Once I got back on the road to Olean, the sun dipped closer to the horizon and lit the landscape with a golden glow. I took my time on the winding back roads through farm country, enjoying the many shingles people hang by the side of the road. It often makes me smile to see the signs for “Nightcrawlers for sale” or “Fresh Eggs” or “Homegrown Vegetables” tacked to the sides of sheds, hanging from trees, or stuck to a road sign illegally. All such signs are inevitably written in a scrawling print made poorly out of paint, resembling a child’s unpracticed writing attempt. As I drove alongside the Genesee River, I appreciated the ramshackle homes next to the neat and tidy farmhouses, the cows and donkeys and horses behind wire fences, and the familiar smell of cow dung in the air. Western New York State may be one of the most impoverished parts of the nation, but the people here will not hesitate to help you push your car out of the ditch, welcome you into their home if you are stranded and come knocking, or give you a lift to the nearest gas station if you need fuel. Even in the poorest of homes, you will often be offered a bite to eat or a soda to drink. I grew up in the quiet of the corn rustling in the field behind my house, hearing cows lowing in the distance, and catching lightning bugs in the yard. There is magic to be found in the fields, especially when you throw your blanket down in the grass to enjoy the glittering stars. Nothing is quite so breathtaking as a night sky you can actually see.

 

If you find yourself in Western New York, far, far away from the Big Apple, take the time to indulge in the trails, the many parks, the rivers, the lakes, and the forests. And if you can’t decide which place to stop, take yourself to Letchworth. Of all the parks on this side of the state, this one gets my vote for most impressive. You get history, hiking, white water rafting, swimming, fishing, fine dining, manicured gardens, forests, ponds, hot-air balloons, bridges, waterfalls, wildlife…need I say more? In Letchworth you get it all.
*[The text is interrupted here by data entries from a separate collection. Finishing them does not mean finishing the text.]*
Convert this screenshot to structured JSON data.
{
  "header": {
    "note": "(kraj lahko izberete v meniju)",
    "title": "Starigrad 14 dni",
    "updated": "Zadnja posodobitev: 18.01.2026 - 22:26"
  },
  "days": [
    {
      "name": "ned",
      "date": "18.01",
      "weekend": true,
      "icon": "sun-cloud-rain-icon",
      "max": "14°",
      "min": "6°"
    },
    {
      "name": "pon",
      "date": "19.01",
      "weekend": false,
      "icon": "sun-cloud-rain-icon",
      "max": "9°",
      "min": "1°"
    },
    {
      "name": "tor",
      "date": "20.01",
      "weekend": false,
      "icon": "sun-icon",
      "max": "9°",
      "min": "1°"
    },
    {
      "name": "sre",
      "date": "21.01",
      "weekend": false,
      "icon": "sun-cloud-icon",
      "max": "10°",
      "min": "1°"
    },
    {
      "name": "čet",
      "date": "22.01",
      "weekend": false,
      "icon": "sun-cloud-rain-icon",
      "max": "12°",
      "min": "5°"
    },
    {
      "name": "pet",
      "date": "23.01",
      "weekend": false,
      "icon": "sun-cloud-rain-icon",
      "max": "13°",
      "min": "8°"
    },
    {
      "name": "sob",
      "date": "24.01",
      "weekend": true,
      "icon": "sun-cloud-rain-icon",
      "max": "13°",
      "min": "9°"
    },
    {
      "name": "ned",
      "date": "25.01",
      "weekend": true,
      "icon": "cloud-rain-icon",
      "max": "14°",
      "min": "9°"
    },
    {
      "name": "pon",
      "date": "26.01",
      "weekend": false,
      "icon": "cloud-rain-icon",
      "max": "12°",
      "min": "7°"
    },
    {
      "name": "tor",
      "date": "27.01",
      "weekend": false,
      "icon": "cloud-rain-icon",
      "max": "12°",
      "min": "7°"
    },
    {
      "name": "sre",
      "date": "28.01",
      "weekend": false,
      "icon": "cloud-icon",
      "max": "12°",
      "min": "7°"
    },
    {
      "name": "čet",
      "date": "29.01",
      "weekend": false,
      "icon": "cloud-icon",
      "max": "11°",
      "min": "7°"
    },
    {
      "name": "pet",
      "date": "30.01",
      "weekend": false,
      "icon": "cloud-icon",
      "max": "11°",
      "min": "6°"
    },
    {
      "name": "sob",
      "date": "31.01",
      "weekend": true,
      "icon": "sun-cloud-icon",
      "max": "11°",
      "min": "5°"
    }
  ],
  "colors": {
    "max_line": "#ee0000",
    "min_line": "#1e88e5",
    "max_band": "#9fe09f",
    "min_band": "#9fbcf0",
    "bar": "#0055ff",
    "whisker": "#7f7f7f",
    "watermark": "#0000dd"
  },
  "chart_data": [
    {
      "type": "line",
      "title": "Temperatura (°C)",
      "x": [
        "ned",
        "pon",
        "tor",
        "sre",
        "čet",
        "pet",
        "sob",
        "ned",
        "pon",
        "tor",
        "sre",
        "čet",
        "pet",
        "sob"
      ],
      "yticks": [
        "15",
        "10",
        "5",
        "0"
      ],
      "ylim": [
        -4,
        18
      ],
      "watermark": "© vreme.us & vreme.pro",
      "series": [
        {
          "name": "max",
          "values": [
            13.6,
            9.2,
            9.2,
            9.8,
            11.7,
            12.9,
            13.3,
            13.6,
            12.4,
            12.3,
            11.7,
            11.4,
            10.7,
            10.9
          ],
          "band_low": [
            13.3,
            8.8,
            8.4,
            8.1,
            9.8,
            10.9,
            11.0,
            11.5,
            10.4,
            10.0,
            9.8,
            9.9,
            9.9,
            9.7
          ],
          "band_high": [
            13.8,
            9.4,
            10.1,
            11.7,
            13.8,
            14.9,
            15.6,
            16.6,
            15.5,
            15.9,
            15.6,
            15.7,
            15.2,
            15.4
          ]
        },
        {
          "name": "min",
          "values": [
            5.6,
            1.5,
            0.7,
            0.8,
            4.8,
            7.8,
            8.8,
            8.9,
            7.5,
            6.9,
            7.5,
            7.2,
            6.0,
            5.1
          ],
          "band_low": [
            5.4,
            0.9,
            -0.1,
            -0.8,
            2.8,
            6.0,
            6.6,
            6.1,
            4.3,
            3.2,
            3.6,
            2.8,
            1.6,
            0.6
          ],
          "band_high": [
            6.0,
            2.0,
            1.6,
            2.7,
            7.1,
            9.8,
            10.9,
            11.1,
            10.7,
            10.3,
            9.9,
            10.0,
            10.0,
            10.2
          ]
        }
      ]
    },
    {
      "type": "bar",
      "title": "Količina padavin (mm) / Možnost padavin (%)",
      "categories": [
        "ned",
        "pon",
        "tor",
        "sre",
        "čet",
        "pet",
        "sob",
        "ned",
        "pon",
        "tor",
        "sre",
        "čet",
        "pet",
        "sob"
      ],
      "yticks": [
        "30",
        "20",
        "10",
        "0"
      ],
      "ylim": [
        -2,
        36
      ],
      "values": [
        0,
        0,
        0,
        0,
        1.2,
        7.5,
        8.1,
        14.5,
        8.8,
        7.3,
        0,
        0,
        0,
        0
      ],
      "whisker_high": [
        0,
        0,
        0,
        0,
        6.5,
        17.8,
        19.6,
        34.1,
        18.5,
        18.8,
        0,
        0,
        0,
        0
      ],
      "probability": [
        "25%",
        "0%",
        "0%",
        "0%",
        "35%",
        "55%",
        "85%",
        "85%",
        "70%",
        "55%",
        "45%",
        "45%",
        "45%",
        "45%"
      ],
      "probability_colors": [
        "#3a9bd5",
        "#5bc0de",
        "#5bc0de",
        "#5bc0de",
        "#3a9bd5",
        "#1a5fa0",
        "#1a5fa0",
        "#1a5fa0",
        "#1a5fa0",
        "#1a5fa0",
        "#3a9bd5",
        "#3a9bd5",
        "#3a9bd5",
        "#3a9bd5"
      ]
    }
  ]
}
It’s a truly special place to experience, and if you stay in the campground you can enjoy it for a whole weekend. If you’re looking for a romantic getaway, you can even stay at the Glen Iris Inn. Thousands of couples have been married to the tune of the Middle Falls roaring in the background. But don’t take my word for it—go see it for yourself. And if you live somewhere far, far away from this treasure, find a treasured beauty near you. The outdoors will reset your spirit and restore your heart. Go see something beautiful today.